Il ne s'agit ici évidemment pas d'assimiler,
ni même de comparer ces deux types d'imposture, mais
de saisir la fragilité de deux structures d'autorité
- le témoignage littéraire et le savoir historien
- à travers deux symptômes culturels d'altération
du régime de la factualité et de la croyance.
On se trouve, d'un côté, devant un phénomène
de surqualification du témoignage, qui peut
basculer dans la disqualification virtuelle de tout témoignage
littéraire. De l'autre, la disqualification de
tout témoignage se fait sur fond de mésinterprétation
de l'événement et d'ignorance absolue concernant
l'existence même de témoignages littéraires.

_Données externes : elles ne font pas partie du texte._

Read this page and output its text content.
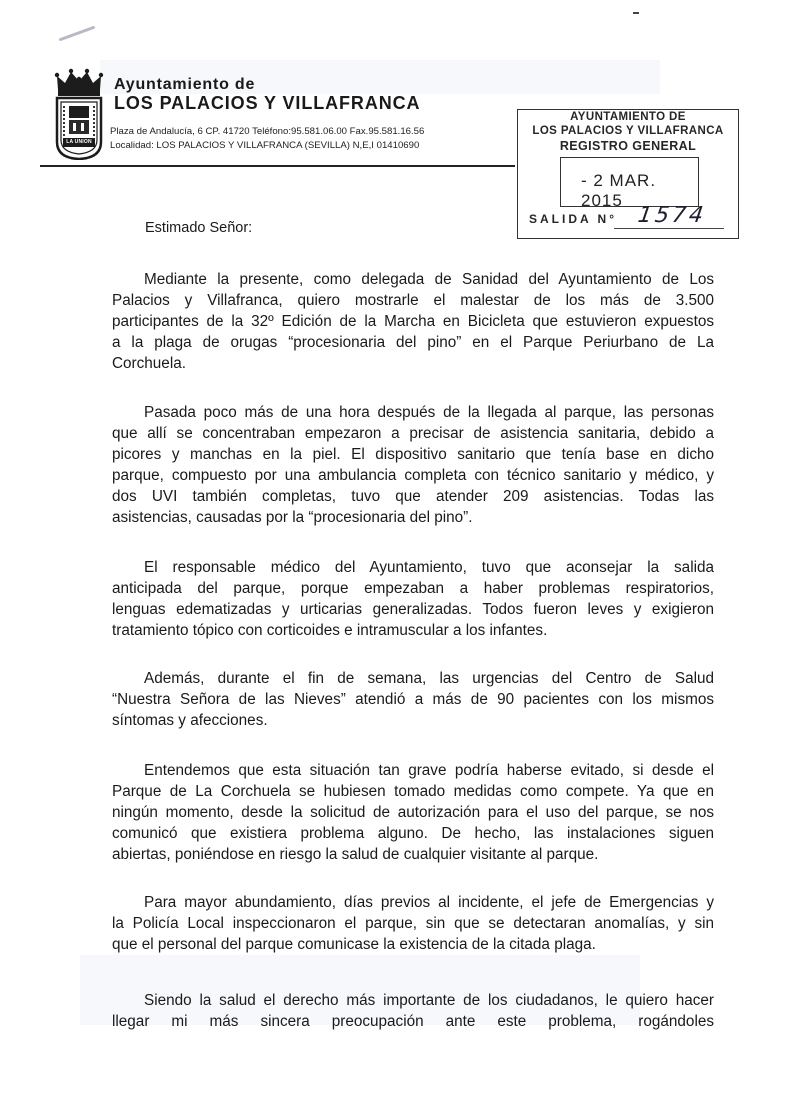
LA UNION
Ayuntamiento de
LOS PALACIOS Y VILLAFRANCA
Plaza de Andalucía, 6 CP. 41720 Teléfono:95.581.06.00 Fax.95.581.16.56
Localidad: LOS PALACIOS Y VILLAFRANCA (SEVILLA) N,E,I 01410690
AYUNTAMIENTO DE
LOS PALACIOS Y VILLAFRANCA
REGISTRO GENERAL
- 2 MAR. 2015
SALIDA N° 1574
Estimado Señor:
Mediante la presente, como delegada de Sanidad del Ayuntamiento de Los
Palacios y Villafranca, quiero mostrarle el malestar de los más de 3.500
participantes de la 32º Edición de la Marcha en Bicicleta que estuvieron expuestos
a la plaga de orugas “procesionaria del pino” en el Parque Periurbano de La
Corchuela.
Pasada poco más de una hora después de la llegada al parque, las personas
que allí se concentraban empezaron a precisar de asistencia sanitaria, debido a
picores y manchas en la piel. El dispositivo sanitario que tenía base en dicho
parque, compuesto por una ambulancia completa con técnico sanitario y médico, y
dos UVI también completas, tuvo que atender 209 asistencias. Todas las
asistencias, causadas por la “procesionaria del pino”.
El responsable médico del Ayuntamiento, tuvo que aconsejar la salida
anticipada del parque, porque empezaban a haber problemas respiratorios,
lenguas edematizadas y urticarias generalizadas. Todos fueron leves y exigieron
tratamiento tópico con corticoides e intramuscular a los infantes.
Además, durante el fin de semana, las urgencias del Centro de Salud
“Nuestra Señora de las Nieves” atendió a más de 90 pacientes con los mismos
síntomas y afecciones.
Entendemos que esta situación tan grave podría haberse evitado, si desde el
Parque de La Corchuela se hubiesen tomado medidas como compete. Ya que en
ningún momento, desde la solicitud de autorización para el uso del parque, se nos
comunicó que existiera problema alguno. De hecho, las instalaciones siguen
abiertas, poniéndose en riesgo la salud de cualquier visitante al parque.
Para mayor abundamiento, días previos al incidente, el jefe de Emergencias y
la Policía Local inspeccionaron el parque, sin que se detectaran anomalías, y sin
que el personal del parque comunicase la existencia de la citada plaga.
Siendo la salud el derecho más importante de los ciudadanos, le quiero hacer
llegar mi más sincera preocupación ante este problema, rogándoles
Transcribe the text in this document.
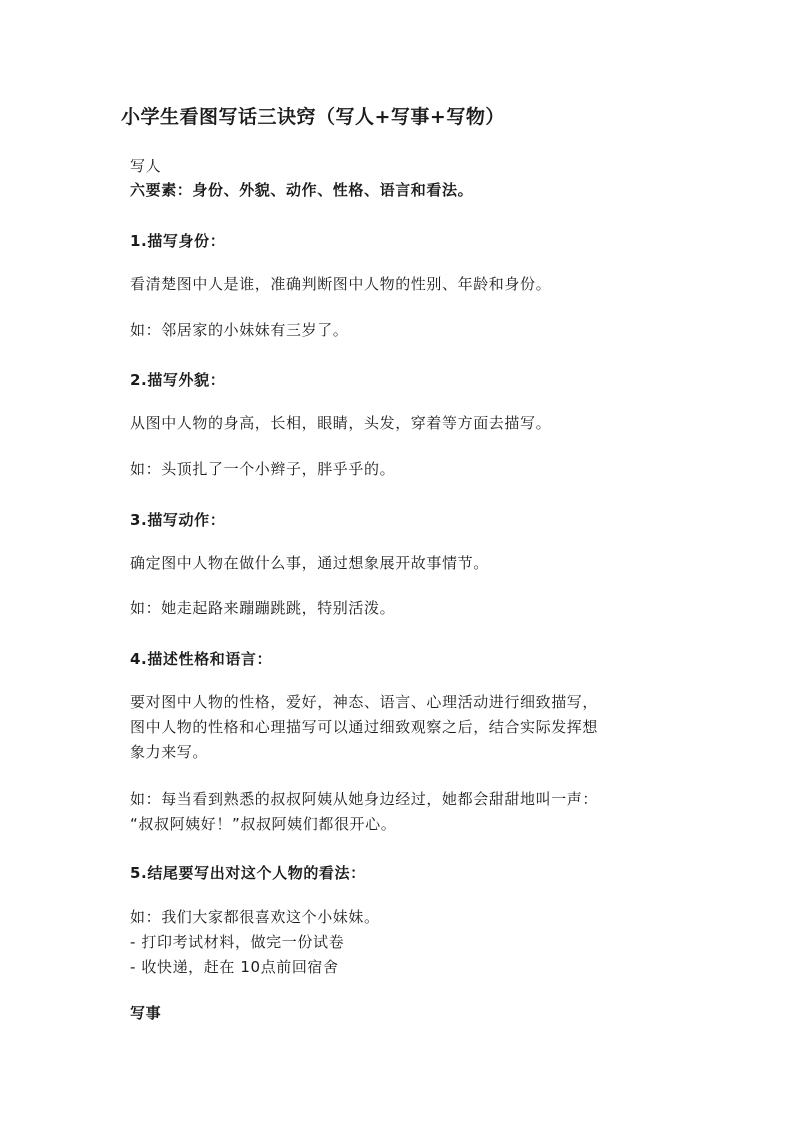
小学生看图写话三诀窍（写人+写事+写物）
写人
六要素：身份、外貌、动作、性格、语言和看法。
1.描写身份：
看清楚图中人是谁，准确判断图中人物的性别、年龄和身份。
如：邻居家的小妹妹有三岁了。
2.描写外貌：
从图中人物的身高，长相，眼睛，头发，穿着等方面去描写。
如：头顶扎了一个小辫子，胖乎乎的。
3.描写动作：
确定图中人物在做什么事，通过想象展开故事情节。
如：她走起路来蹦蹦跳跳，特别活泼。
4.描述性格和语言：
要对图中人物的性格，爱好，神态、语言、心理活动进行细致描写，
图中人物的性格和心理描写可以通过细致观察之后，结合实际发挥想
象力来写。
如：每当看到熟悉的叔叔阿姨从她身边经过，她都会甜甜地叫一声：
“叔叔阿姨好！”叔叔阿姨们都很开心。
5.结尾要写出对这个人物的看法：
如：我们大家都很喜欢这个小妹妹。
- 打印考试材料，做完一份试卷
- 收快递，赶在 10点前回宿舍
写事
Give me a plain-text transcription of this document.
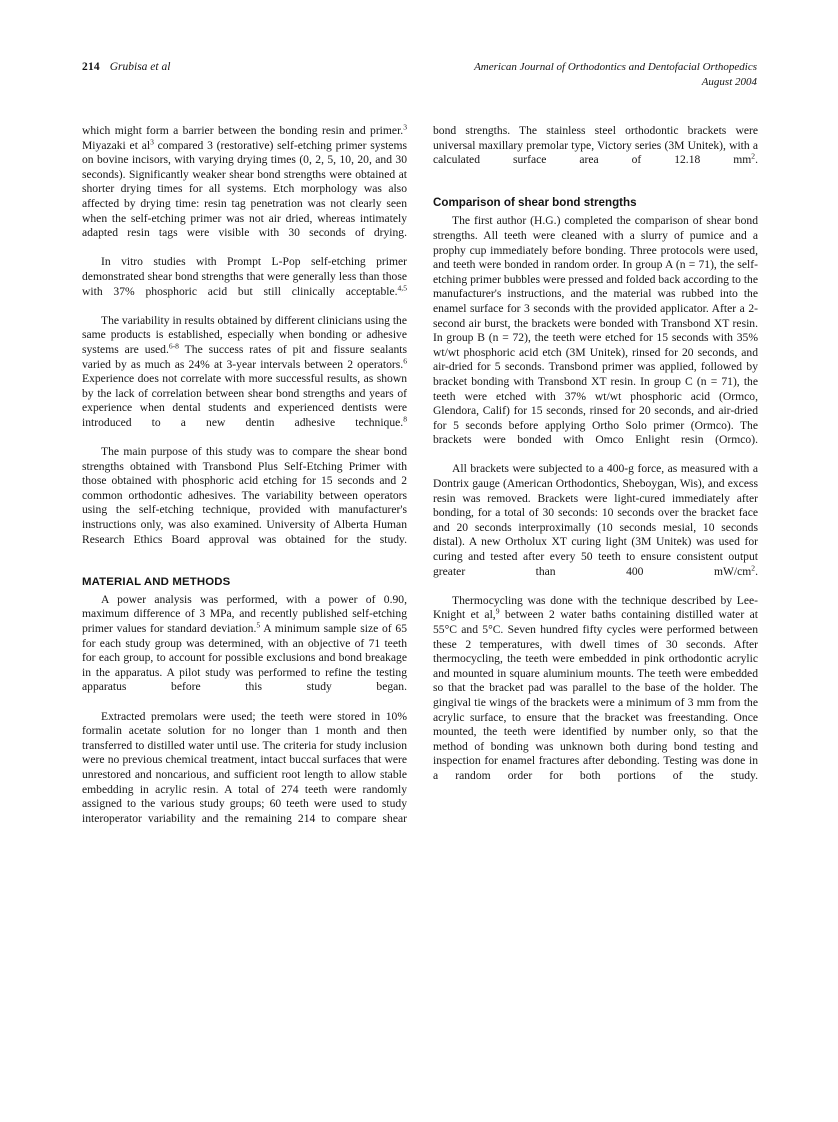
214 Grubisa et al	American Journal of Orthodontics and Dentofacial Orthopedics
August 2004

which might form a barrier between the bonding resin and primer.$^3$ Miyazaki et $al^3$ compared 3 (restorative) self-etching primer systems on bovine incisors, with varying drying times (0, 2, 5, 10, 20, and 30 seconds). Significantly weaker shear bond strengths were obtained at shorter drying times for all systems. Etch morphology was also affected by drying time: resin tag penetration was not clearly seen when the self-etching primer was not air dried, whereas intimately adapted resin tags were visible with 30 seconds of drying.

In vitro studies with Prompt L-Pop self-etching primer demonstrated shear bond strengths that were generally less than those with 37% phosphoric acid but still clinically acceptable.$^{4,5}$

The variability in results obtained by different clinicians using the same products is established, especially when bonding or adhesive systems are used.$^{6-8}$ The success rates of pit and fissure sealants varied by as much as 24% at 3-year intervals between 2 operators.$^6$ Experience does not correlate with more successful results, as shown by the lack of correlation between shear bond strengths and years of experience when dental students and experienced dentists were introduced to a new dentin adhesive technique.$^8$

The main purpose of this study was to compare the shear bond strengths obtained with Transbond Plus Self-Etching Primer with those obtained with phosphoric acid etching for 15 seconds and 2 common orthodontic adhesives. The variability between operators using the self-etching technique, provided with manufacturer's instructions only, was also examined. University of Alberta Human Research Ethics Board approval was obtained for the study.

MATERIAL AND METHODS

A power analysis was performed, with a power of 0.90, maximum difference of 3 MPa, and recently published self-etching primer values for standard deviation.$^5$ A minimum sample size of 65 for each study group was determined, with an objective of 71 teeth for each group, to account for possible exclusions and bond breakage in the apparatus. A pilot study was performed to refine the testing apparatus before this study began.

Extracted premolars were used; the teeth were stored in 10% formalin acetate solution for no longer than 1 month and then transferred to distilled water until use. The criteria for study inclusion were no previous chemical treatment, intact buccal surfaces that were unrestored and noncarious, and sufficient root length to allow stable embedding in acrylic resin. A total of 274 teeth were randomly assigned to the various study groups; 60 teeth were used to study interoperator variability and the remaining 214 to compare shear

bond strengths. The stainless steel orthodontic brackets were universal maxillary premolar type, Victory series (3M Unitek), with a calculated surface area of 12.18 $mm^2$.

Comparison of shear bond strengths

The first author (H.G.) completed the comparison of shear bond strengths. All teeth were cleaned with a slurry of pumice and a prophy cup immediately before bonding. Three protocols were used, and teeth were bonded in random order. In group A (n = 71), the self-etching primer bubbles were pressed and folded back according to the manufacturer's instructions, and the material was rubbed into the enamel surface for 3 seconds with the provided applicator. After a 2-second air burst, the brackets were bonded with Transbond XT resin. In group B (n = 72), the teeth were etched for 15 seconds with 35% wt/wt phosphoric acid etch (3M Unitek), rinsed for 20 seconds, and air-dried for 5 seconds. Transbond primer was applied, followed by bracket bonding with Transbond XT resin. In group C (n = 71), the teeth were etched with 37% wt/wt phosphoric acid (Ormco, Glendora, Calif) for 15 seconds, rinsed for 20 seconds, and air-dried for 5 seconds before applying Ortho Solo primer (Ormco). The brackets were bonded with Omco Enlight resin (Ormco).

All brackets were subjected to a 400-g force, as measured with a Dontrix gauge (American Orthodontics, Sheboygan, Wis), and excess resin was removed. Brackets were light-cured immediately after bonding, for a total of 30 seconds: 10 seconds over the bracket face and 20 seconds interproximally (10 seconds mesial, 10 seconds distal). A new Ortholux XT curing light (3M Unitek) was used for curing and tested after every 50 teeth to ensure consistent output greater than 400 $mW/cm^2$.

Thermocycling was done with the technique described by Lee-Knight et al,$^9$ between 2 water baths containing distilled water at 55°C and 5°C. Seven hundred fifty cycles were performed between these 2 temperatures, with dwell times of 30 seconds. After thermocycling, the teeth were embedded in pink orthodontic acrylic and mounted in square aluminium mounts. The teeth were embedded so that the bracket pad was parallel to the base of the holder. The gingival tie wings of the brackets were a minimum of 3 mm from the acrylic surface, to ensure that the bracket was freestanding. Once mounted, the teeth were identified by number only, so that the method of bonding was unknown both during bond testing and inspection for enamel fractures after debonding. Testing was done in a random order for both portions of the study.
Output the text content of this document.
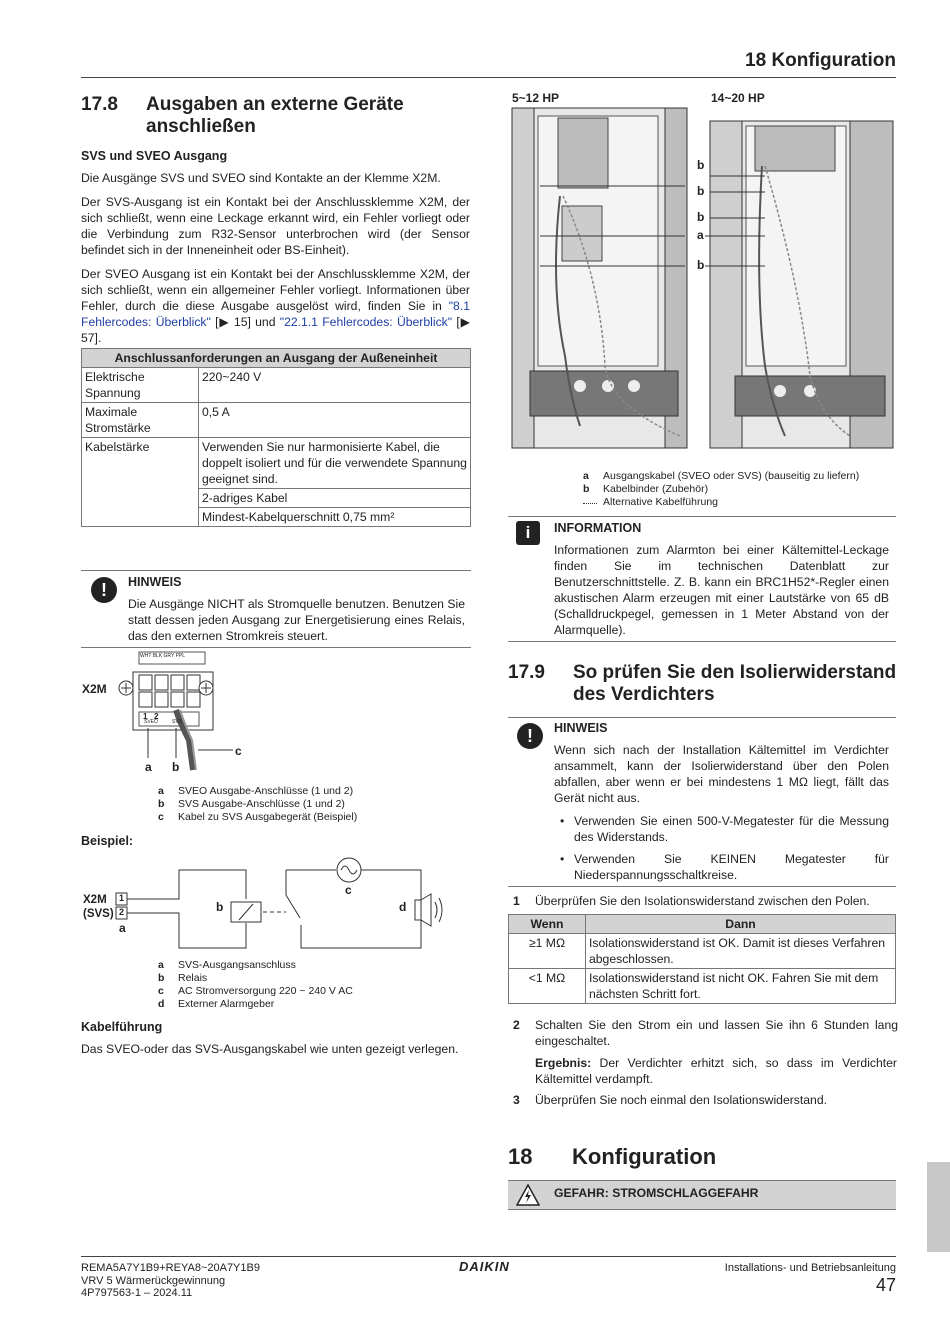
18 Konfiguration
17.8 Ausgaben an externe Geräte anschließen
SVS und SVEO Ausgang

Die Ausgänge SVS und SVEO sind Kontakte an der Klemme X2M.

Der SVS-Ausgang ist ein Kontakt bei der Anschlussklemme X2M, der sich schließt, wenn eine Leckage erkannt wird, ein Fehler vorliegt oder die Verbindung zum R32-Sensor unterbrochen wird (der Sensor befindet sich in der Inneneinheit oder BS-Einheit).

Der SVEO Ausgang ist ein Kontakt bei der Anschlussklemme X2M, der sich schließt, wenn ein allgemeiner Fehler vorliegt. Informationen über Fehler, durch die diese Ausgabe ausgelöst wird, finden Sie in "8.1 Fehlercodes: Überblick" [▶ 15] und "22.1.1 Fehlercodes: Überblick" [▶ 57].

Anschlussanforderungen an Ausgang der Außeneinheit	
Elektrische Spannung	220~240 V
Maximale Stromstärke	0,5 A
Kabelstärke	Verwenden Sie nur harmonisierte Kabel, die doppelt isoliert und für die verwendete Spannung geeignet sind.
	2-adriges Kabel
	Mindest-Kabelquerschnitt 0,75 mm²
!	HINWEIS

Die Ausgänge NICHT als Stromquelle benutzen. Benutzen Sie statt dessen jeden Ausgang zur Energetisierung eines Relais, das den externen Stromkreis steuert.

X2M
WHT BLK GRY PPL
1 2
SVEO	SVS
a b
c
a SVEO Ausgabe-Anschlüsse (1 und 2)
b SVS Ausgabe-Anschlüsse (1 und 2)
c Kabel zu SVS Ausgabegerät (Beispiel)
Beispiel:
X2M
(SVS)
1
2
a
b
c
d
a SVS-Ausgangsanschluss
b Relais
c AC Stromversorgung 220 ~ 240 V AC
d Externer Alarmgeber
Kabelführung

Das SVEO-oder das SVS-Ausgangskabel wie unten gezeigt verlegen.

5~12 HP	14~20 HP
b
b
b
a
b
a Ausgangskabel (SVEO oder SVS) (bauseitig zu liefern)
b Kabelbinder (Zubehör)
Alternative Kabelführung
i	INFORMATION

Informationen zum Alarmton bei einer Kältemittel-Leckage finden Sie im technischen Datenblatt zur Benutzerschnittstelle. Z. B. kann ein BRC1H52*-Regler einen akustischen Alarm erzeugen mit einer Lautstärke von 65 dB (Schalldruckpegel, gemessen in 1 Meter Abstand von der Alarmquelle).

17.9 So prüfen Sie den Isolierwiderstand des Verdichters
!	HINWEIS

Wenn sich nach der Installation Kältemittel im Verdichter ansammelt, kann der Isolierwiderstand über den Polen abfallen, aber wenn er bei mindestens 1 MΩ liegt, fällt das Gerät nicht aus.

• Verwenden Sie einen 500-V-Megatester für die Messung des Widerstands.
• Verwenden Sie KEINEN Megatester für Niederspannungsschaltkreise.
1 Überprüfen Sie den Isolationswiderstand zwischen den Polen.
Wenn	Dann
≥1 MΩ	Isolationswiderstand ist OK. Damit ist dieses Verfahren abgeschlossen.
<1 MΩ	Isolationswiderstand ist nicht OK. Fahren Sie mit dem nächsten Schritt fort.
2 Schalten Sie den Strom ein und lassen Sie ihn 6 Stunden lang eingeschaltet.
Ergebnis: Der Verdichter erhitzt sich, so dass im Verdichter Kältemittel verdampft.
3 Überprüfen Sie noch einmal den Isolationswiderstand.
18 Konfiguration
GEFAHR: STROMSCHLAGGEFAHR
REMA5A7Y1B9+REYA8~20A7Y1B9
VRV 5 Wärmerückgewinnung
4P797563-1 – 2024.11
DAIKIN	Installations- und Betriebsanleitung
47
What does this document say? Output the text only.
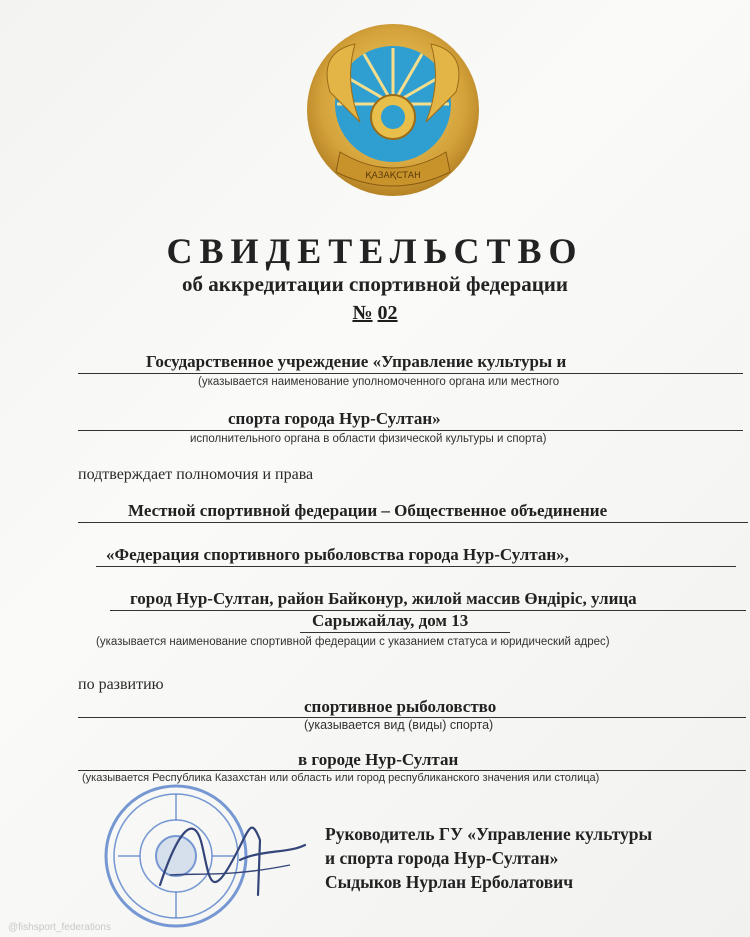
ҚАЗАҚСТАН
СВИДЕТЕЛЬСТВО
об аккредитации спортивной федерации
№ 02
Государственное учреждение «Управление культуры и
(указывается наименование уполномоченного органа или местного
спорта города Нур-Султан»
исполнительного органа в области физической культуры и спорта)
подтверждает полномочия и права
Местной спортивной федерации – Общественное объединение
«Федерация спортивного рыболовства города Нур-Султан»,
город Нур-Султан, район Байконур, жилой массив Өндіріс, улица
Сарыжайлау, дом 13
(указывается наименование спортивной федерации с указанием статуса и юридический адрес)
по развитию
спортивное рыболовство
(указывается вид (виды) спорта)
в городе Нур-Султан
(указывается Республика Казахстан или область или город республиканского значения или столица)
Руководитель ГУ «Управление культуры
и спорта города Нур-Султан»
Сыдыков Нурлан Ерболатович
@fishsport_federations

Ces deux situations, structurellement distinctes,
renvoient aussi à deux inégaux processus historiques
de reconnaissance. D'une part, un événement
validé, constitué et reconnu, au point d'être
moralement et culturellement sublimé, peut susciter
un témoignage imaginaire, bientôt démasqué,
que l'historien reconnaît alors invérifiable,
donc incitable. D'autre part, un événement
non validé, non reconnu, et non constitué,
rend possible la disqualification scientifique du témoignage,
et le mutisme de tout témoignage littéraire.
Dans un cas, le faux témoignage est rendu possible
par un culte de la mémoire, lui-même dû au
fait que l'événement, la Shoah, a fait l'objet
d'un énorme travail historiographique, et a depuis
longtemps été désigné en droit
comme génocide. Dans l'autre, le déni de génocide
est rendu possible par une mémoire non partagée
et un retard de reconnaissance. L'imposture, dans les deux
cas, a consisté à usurper une autorité
: celle du témoin dans un cas, celle de l'historien
dans l'autre. Dans un cas, l'imposteur a été démasqué,
dans l'autre, le démasquage n'a pu se faire qu'au
prix d'un scandale dans les milieux scientifiques, en particulier
chez les historiens, et d'un débat à la fois
violent sur le plan des revendications corporatistes et institutionnelles,
et consternant quant au fond. Les historiens ont défendu
"l'objectivité" et la "liberté" contre
le fétichisme juridique et les exigences communautaires.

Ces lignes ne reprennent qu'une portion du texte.